E seguimos para 2002, quando os britânicos do Saxon lançaram a coletânea Heavy Metal Thunder. Ali estavam destilados clássicos da New Wave of British Heavy Metal, gravados novamente com a energia de quem nunca perdeu o fôlego. A cada acorde, eu consigo imaginar o rugido das motos, o couro, o metal brilhando sob as luzes do palco. Saxon nunca deixou de ser estrada, gasolina e pura devoção ao heavy metal.
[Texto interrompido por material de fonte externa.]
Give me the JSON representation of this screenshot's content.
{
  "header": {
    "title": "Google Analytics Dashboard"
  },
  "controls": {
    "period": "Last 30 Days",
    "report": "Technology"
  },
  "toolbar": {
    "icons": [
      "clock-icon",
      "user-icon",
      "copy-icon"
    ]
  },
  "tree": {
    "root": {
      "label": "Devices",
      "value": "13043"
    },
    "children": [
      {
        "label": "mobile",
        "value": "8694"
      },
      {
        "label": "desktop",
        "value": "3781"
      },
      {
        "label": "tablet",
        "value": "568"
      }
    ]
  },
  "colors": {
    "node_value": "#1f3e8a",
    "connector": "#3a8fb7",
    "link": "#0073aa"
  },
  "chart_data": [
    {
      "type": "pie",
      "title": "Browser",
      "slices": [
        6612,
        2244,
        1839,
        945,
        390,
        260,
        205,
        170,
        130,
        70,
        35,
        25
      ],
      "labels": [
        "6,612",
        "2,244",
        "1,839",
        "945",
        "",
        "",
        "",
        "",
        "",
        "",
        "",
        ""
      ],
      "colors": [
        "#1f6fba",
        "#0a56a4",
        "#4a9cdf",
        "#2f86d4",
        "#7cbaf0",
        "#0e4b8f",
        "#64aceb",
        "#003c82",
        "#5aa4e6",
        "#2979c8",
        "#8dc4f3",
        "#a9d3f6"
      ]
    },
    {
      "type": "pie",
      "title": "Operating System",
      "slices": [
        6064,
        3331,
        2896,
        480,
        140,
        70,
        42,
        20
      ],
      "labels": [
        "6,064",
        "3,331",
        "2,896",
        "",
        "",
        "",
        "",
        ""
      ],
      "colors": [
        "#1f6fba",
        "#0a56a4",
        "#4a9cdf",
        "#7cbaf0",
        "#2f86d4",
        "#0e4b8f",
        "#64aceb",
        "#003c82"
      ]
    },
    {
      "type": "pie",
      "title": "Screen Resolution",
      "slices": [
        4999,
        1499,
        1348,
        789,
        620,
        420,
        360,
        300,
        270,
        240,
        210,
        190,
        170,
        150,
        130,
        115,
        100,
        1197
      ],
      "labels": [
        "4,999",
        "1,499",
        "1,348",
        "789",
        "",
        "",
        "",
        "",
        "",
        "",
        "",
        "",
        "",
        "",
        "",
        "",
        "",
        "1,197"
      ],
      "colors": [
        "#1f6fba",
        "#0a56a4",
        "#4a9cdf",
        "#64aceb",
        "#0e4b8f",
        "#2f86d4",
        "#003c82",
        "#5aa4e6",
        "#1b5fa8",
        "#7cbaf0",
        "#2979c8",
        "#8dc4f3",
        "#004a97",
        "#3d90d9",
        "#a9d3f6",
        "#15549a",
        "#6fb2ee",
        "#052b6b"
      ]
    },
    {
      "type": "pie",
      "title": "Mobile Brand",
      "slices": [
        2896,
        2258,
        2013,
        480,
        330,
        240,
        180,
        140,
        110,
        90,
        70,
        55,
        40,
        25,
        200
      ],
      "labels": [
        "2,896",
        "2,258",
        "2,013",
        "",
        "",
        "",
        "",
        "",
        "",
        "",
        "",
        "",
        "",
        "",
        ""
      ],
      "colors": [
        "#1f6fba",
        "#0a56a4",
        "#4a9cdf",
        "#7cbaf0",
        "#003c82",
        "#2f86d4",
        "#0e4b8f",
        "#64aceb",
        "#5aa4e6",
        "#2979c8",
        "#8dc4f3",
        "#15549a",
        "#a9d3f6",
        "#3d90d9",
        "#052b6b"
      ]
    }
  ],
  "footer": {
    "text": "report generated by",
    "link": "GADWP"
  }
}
No mesmo 23 de setembro de 2003, Alice Cooper nos presenteava com The Eyes of Alice Cooper. Ali ele resgatava a crueza de seus primeiros dias, um garage rock cheio de sarcasmo e teatralidade. É impossível não imaginar a plateia incendiada, olhos pintados e braços erguidos, enquanto o “pai do shock rock” entregava mais um capítulo à sua extensa ópera sombria. Esse disco cheira a suor de palco, a guitarra sem polimento, a rock’n’roll na veia.

Também em 2003, o Pantera dava seu rugido quase póstumo com The Best of Pantera: Far Beyond the Great Southern Cowboys' Vulgar Hits!. Uma coletânea que resume a brutalidade de Dimebag Darrell e Phil Anselmo. Cada faixa é um soco no estômago, uma lembrança viva das arenas em que a parede de som do Pantera transformava multidões em um mar de cabeças batendo no mesmo compasso. É impossível não sentir o peso, impossível não sentir saudade.

Entre essas ondas pesadas, dois faróis iluminam ainda mais o dia, o nascimento de Ray Charles em 1930 e de Bruce Springsteen em 1949. Ray, com sua voz inconfundível e seu piano que cruzou gospel, blues e soul, abriu caminhos para que a música fosse emoção pura. Bruce, o eterno Boss, deu ao rock aquela aura de trabalhador incansável, com suas narrativas de estrada e esperança. Dois aniversariantes que, mesmo em estilos distintos, lembram a todos nós que a música é ponte, é resistência e é celebração.

E assim, nesse 23 de setembro, sigo até hoje, navegando entre riffs e vozes, entre coletâneas e álbuns que marcaram gerações. O cheiro do palco está no ar, o coração bate mais rápido, e cada lembrança se mistura com a expectativa do próximo show, do próximo vinil, do próximo acorde. O rock não dorme. O heavy metal não descansa. E eu sigo, sempre, grato por poder fazer parte dessa viagem sonora.